È questo il problema: non sono in grado di apprezzare. Dovrei stringere i denti e convincermi che stia andando tutto al meglio, ma non ci riesco. Mi disgusta l'idea che da domani sarà di nuovo come prima, che torneremo a essere sconosciuti che hanno diviso stanze e momenti ormai lontani. Non è normalità, e questo basta a farmi desiderare di chiudere gli occhi e svegliarmi quando sarà tutto finito.

*

La cena si è conclusa da ormai una buona mezz'ora; inganno il tempo giocando con il cellulare e ascoltando distratta la conversazione che sta intrattenendo mia madre e mio padre da circa un'ora. Sono talmente assente che non ho la più pallida idea di cosa stiano parlando, malgrado sia qualcosa di importante. Lo capisco dalle loro voci concitate, dai gesti che animano le loro parole e che intravedo con la coda dell'occhio, dal tavolo che ogni tanto trema perché mio padre non sa rimanere immobile durante una discussione.

All'improvviso, però, mia madre si alza e scompare dalla cucina. La sento chiamare Leo e aprire la porta che dà sulle scale. È questione di un attimo, sollevo lo sguardo dal cellulare e zittisco temporaneamente i pensieri.

Un piccolo coro di auguri irrompe nella stanza, e sia Helena che Leonard reggono qualcosa tra le mani: mia madre una torta, mio fratello un regalo impacchettato alla perfezione. Anche in un momento come questo sorrido poco e mi ritraggo quando mia madre prova ad abbracciarmi e a darmi un bacio sulla fronte.

Ascolto il «Buon compleanno» di mio padre Dean, ma è un eco lontano a cui reagisco con un semplice cenno della testa.

«Dovresti tagliare la torta, sei tu la festeggiata» mi esorta mia madre.

E io che speravo si fossero dimenticati di questo giorno, dei numeri "2" e "1" che campeggiano sulla sacher di fronte a me. Per un secondo mi ero davvero illusa di poter evitare che accadesse per non dover fingere, per non deludere chi per tutta la giornata ha pensato a me e a come sorprendermi.

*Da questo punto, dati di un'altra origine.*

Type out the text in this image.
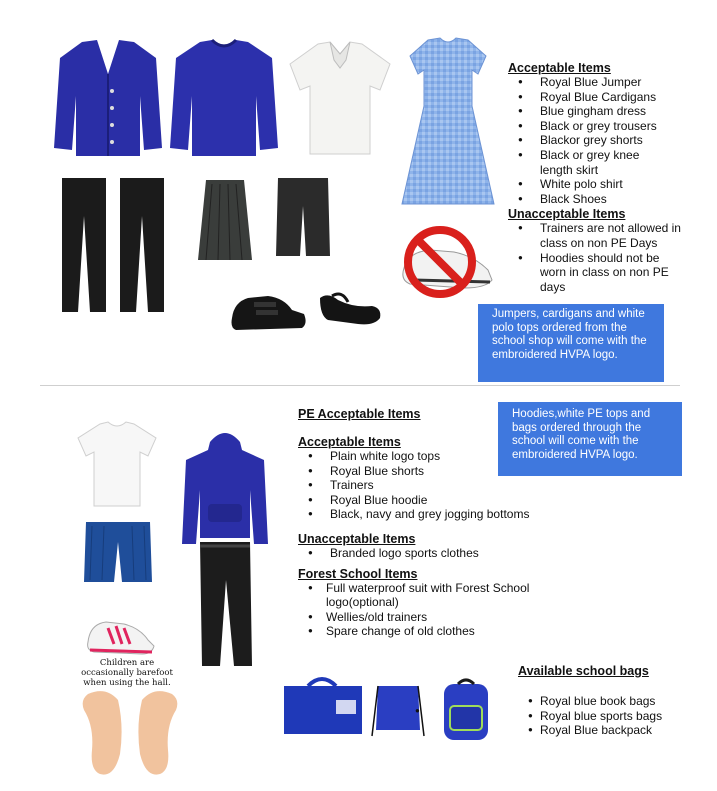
Acceptable Items
● Royal Blue Jumper
● Royal Blue Cardigans
● Blue gingham dress
● Black or grey trousers
● Blackor grey shorts
● Black or grey knee length skirt
● White polo shirt
● Black Shoes
Unacceptable Items
● Trainers are not allowed in class on non PE Days
● Hoodies should not be worn in class on non PE days
Jumpers, cardigans and white polo tops ordered from the school shop will come with the embroidered HVPA logo.
Children are occasionally barefoot when using the hall.
PE Acceptable Items
Acceptable Items
● Plain white logo tops
● Royal Blue shorts
● Trainers
● Royal Blue hoodie
● Black, navy and grey jogging bottoms
Unacceptable Items
● Branded logo sports clothes
Forest School Items
● Full waterproof suit with Forest School logo(optional)
● Wellies/old trainers
● Spare change of old clothes
Hoodies,white PE tops and bags ordered through the school will come with the embroidered HVPA logo.
●
Available school bags
● Royal blue book bags
● Royal blue sports bags
● Royal Blue backpack
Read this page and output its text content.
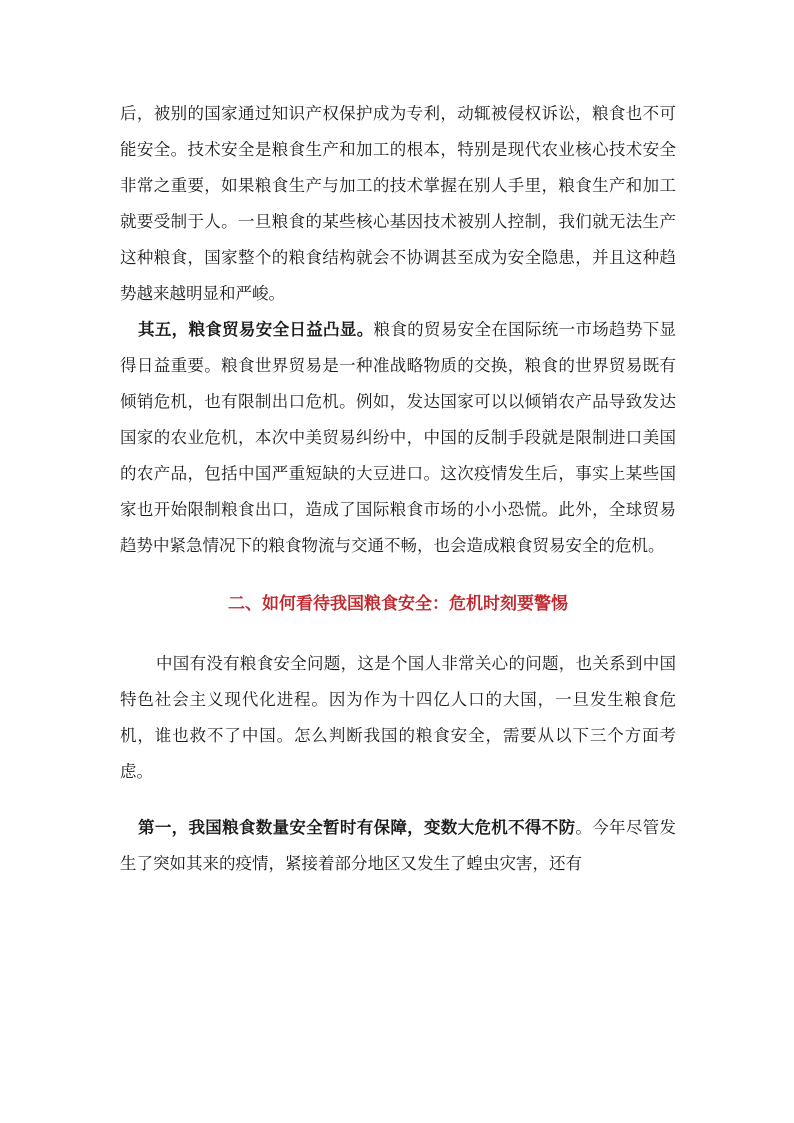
后，被别的国家通过知识产权保护成为专利，动辄被侵权诉讼，粮食也不可能安全。技术安全是粮食生产和加工的根本，特别是现代农业核心技术安全非常之重要，如果粮食生产与加工的技术掌握在别人手里，粮食生产和加工就要受制于人。一旦粮食的某些核心基因技术被别人控制，我们就无法生产这种粮食，国家整个的粮食结构就会不协调甚至成为安全隐患，并且这种趋势越来越明显和严峻。

其五，粮食贸易安全日益凸显。粮食的贸易安全在国际统一市场趋势下显得日益重要。粮食世界贸易是一种准战略物质的交换，粮食的世界贸易既有倾销危机，也有限制出口危机。例如，发达国家可以以倾销农产品导致发达国家的农业危机，本次中美贸易纠纷中，中国的反制手段就是限制进口美国的农产品，包括中国严重短缺的大豆进口。这次疫情发生后，事实上某些国家也开始限制粮食出口，造成了国际粮食市场的小小恐慌。此外，全球贸易趋势中紧急情况下的粮食物流与交通不畅，也会造成粮食贸易安全的危机。

二、如何看待我国粮食安全：危机时刻要警惕

中国有没有粮食安全问题，这是个国人非常关心的问题，也关系到中国特色社会主义现代化进程。因为作为十四亿人口的大国，一旦发生粮食危机，谁也救不了中国。怎么判断我国的粮食安全，需要从以下三个方面考虑。

第一，我国粮食数量安全暂时有保障，变数大危机不得不防。今年尽管发生了突如其来的疫情，紧接着部分地区又发生了蝗虫灾害，还有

Mi sollevo in piedi, scosto di poco la sedia indietro e prendo il coltello tra le dita. Lo rigiro tra di esse per qualche secondo; sento tre paia d'occhi premuti sulla mia figura che rendono i miei gesti maldestri, dettati da un'urgenza che normalmente non starei provando. Metto una fetta di torta in ogni piattino, altrettanti cucchiaini, e mi accomodo nuovamente. Stanno già mangiando, senza nemmeno avermi aspettata, quindi mi limito a fare lo stesso. Li guardo e non individuo il vero motivo per cui siamo qui: ognuno sta per i fatti suoi. Siamo divisi da pensieri diversi e sguardi diametralmente opposti.

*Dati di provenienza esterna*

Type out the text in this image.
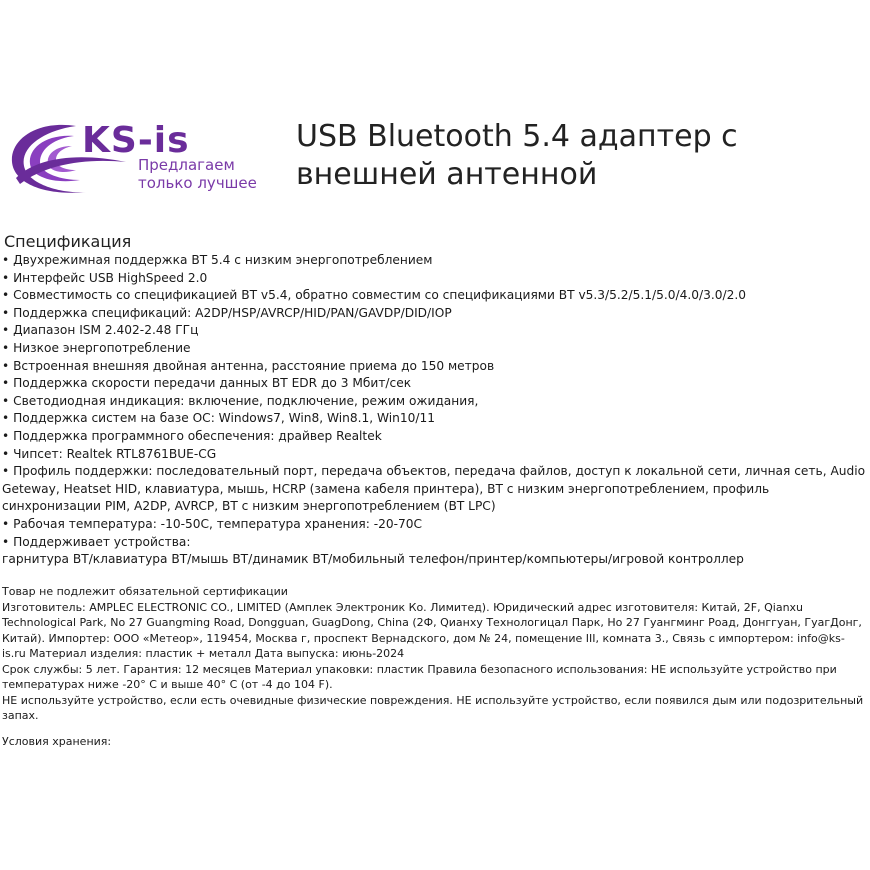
KS-is
Предлагаем только лучшее
USB Bluetooth 5.4 адаптер с внешней антенной
Спецификация
• Двухрежимная поддержка BT 5.4 с низким энергопотреблением
• Интерфейс USB HighSpeed 2.0
• Совместимость со спецификацией BT v5.4, обратно совместим со спецификациями BT v5.3/5.2/5.1/5.0/4.0/3.0/2.0
• Поддержка спецификаций: A2DP/HSP/AVRCP/HID/PAN/GAVDP/DID/IOP
• Диапазон ISM 2.402-2.48 ГГц
• Низкое энергопотребление
• Встроенная внешняя двойная антенна, расстояние приема до 150 метров
• Поддержка скорости передачи данных BT EDR до 3 Мбит/сек
• Светодиодная индикация: включение, подключение, режим ожидания,
• Поддержка систем на базе ОС: Windows7, Win8, Win8.1, Win10/11
• Поддержка программного обеспечения: драйвер Realtek
• Чипсет: Realtek RTL8761BUE-CG
• Профиль поддержки: последовательный порт, передача объектов, передача файлов, доступ к локальной сети, личная сеть, Audio Geteway, Heatset HID, клавиатура, мышь, HCRP (замена кабеля принтера), BT с низким энергопотреблением, профиль синхронизации PIM, A2DP, AVRCP, BT с низким энергопотреблением (BT LPC)
• Рабочая температура: -10-50С, температура хранения: -20-70С
• Поддерживает устройства:
гарнитура BT/клавиатура BT/мышь BT/динамик BT/мобильный телефон/принтер/компьютеры/игровой контроллер

Товар не подлежит обязательной сертификации

Изготовитель: AMPLEC ELECTRONIC CO., LIMITED (Амплек Электроник Ко. Лимитед). Юридический адрес изготовителя: Китай, 2F, Qianxu Technological Park, No 27 Guangming Road, Dongguan, GuagDong, China (2Ф, Qианху Технологицал Парк, Но 27 Гуангминг Роад, Донггуан, ГуагДонг, Китай). Импортер: ООО «Метеор», 119454, Москва г, проспект Вернадского, дом № 24, помещение III, комната 3., Связь с импортером: info@ks-is.ru Материал изделия: пластик + металл Дата выпуска: июнь-2024

Срок службы: 5 лет. Гарантия: 12 месяцев Материал упаковки: пластик Правила безопасного использования: НЕ используйте устройство при температурах ниже -20° С и выше 40° С (от -4 до 104 F).

НЕ используйте устройство, если есть очевидные физические повреждения. НЕ используйте устройство, если появился дым или подозрительный запах.

Условия хранения:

Non sono qui per me, è questo ciò di cui mi convinco alla fine. Non siamo qui perché è il mio compleanno o perché volevano farmi una festa che non ho mai in realtà desiderato. Siamo qui, riuniti a questo tavolo, per dovere, perché un giorno come questo non lo si può tralasciare. Non lo si deve fare, per quanto artefatto si dimostri poi essere il risultato.

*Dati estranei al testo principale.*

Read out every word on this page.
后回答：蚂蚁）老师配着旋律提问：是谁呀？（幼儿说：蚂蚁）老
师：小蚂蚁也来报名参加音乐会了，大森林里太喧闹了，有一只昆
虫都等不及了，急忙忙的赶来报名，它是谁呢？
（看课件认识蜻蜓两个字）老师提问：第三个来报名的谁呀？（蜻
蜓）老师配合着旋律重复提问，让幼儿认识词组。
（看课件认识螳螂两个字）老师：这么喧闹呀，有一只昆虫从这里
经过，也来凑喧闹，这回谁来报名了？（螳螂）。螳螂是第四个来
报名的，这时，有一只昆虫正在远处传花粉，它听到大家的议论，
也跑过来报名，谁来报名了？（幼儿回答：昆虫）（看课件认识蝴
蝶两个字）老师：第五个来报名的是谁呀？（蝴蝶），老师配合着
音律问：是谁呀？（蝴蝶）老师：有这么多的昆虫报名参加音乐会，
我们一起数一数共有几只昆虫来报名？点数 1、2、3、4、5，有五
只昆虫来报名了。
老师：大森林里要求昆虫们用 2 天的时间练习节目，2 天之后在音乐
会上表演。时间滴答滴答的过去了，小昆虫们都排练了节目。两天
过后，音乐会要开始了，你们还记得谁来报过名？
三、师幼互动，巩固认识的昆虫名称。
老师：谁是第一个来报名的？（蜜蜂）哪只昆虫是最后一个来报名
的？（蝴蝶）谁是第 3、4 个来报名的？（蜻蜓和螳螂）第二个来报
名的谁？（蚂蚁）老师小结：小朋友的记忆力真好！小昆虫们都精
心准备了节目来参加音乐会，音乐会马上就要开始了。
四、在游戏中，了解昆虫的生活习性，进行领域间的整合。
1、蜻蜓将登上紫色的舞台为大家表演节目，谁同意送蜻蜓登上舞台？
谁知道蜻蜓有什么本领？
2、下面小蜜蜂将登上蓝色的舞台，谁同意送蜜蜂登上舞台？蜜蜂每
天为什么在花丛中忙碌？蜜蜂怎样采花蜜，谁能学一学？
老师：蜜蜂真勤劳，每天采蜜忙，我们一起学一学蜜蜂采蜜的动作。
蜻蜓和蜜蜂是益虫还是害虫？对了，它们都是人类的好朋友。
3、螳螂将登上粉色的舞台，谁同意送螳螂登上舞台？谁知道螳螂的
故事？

Prendo l'ultimo boccone di torta e lo addento come se non avvertissi alcun sapore o consistenza.

«Adesso apri il regalo, Caelie» mi incita Leonard.

Mi batto una mano sulla fronte. «Me ne ero scordata» mento rilasciando un sospiro.

Afferro il pacchetto e lo scarto con più cura di quanta ne necessiti, dopo libero il contenuto dalla scatola. C'è una borsa nera al suo interno, è piuttosto grande e capiente.

«Grazie» sussurro, ma quando la sposto mi rendo conto che non è tutto, che manca ancora qualcosa.

Sul fondo, dove prima c'era la borsa, ora vedo che c'è anche un piccolo quaderno. Lo tengo in mano, neanche fosse l'oggetto più prezioso che potessero donarmi. Tra le pagine bianche, vuote, scorgo ogni frammento di vita che potrei imprimere su carta. Oppure creare.

Helena mi rivolge un sorriso sincero e si stringe nelle spalle. La guardo e lei risponde con un occhiolino a malapena accennato, il quale però non mi sfugge. È stata lei, è una sua idea questa. È la prova tangibile che mi conosce più di quanto entrambe saremo mai disposte ad accettare.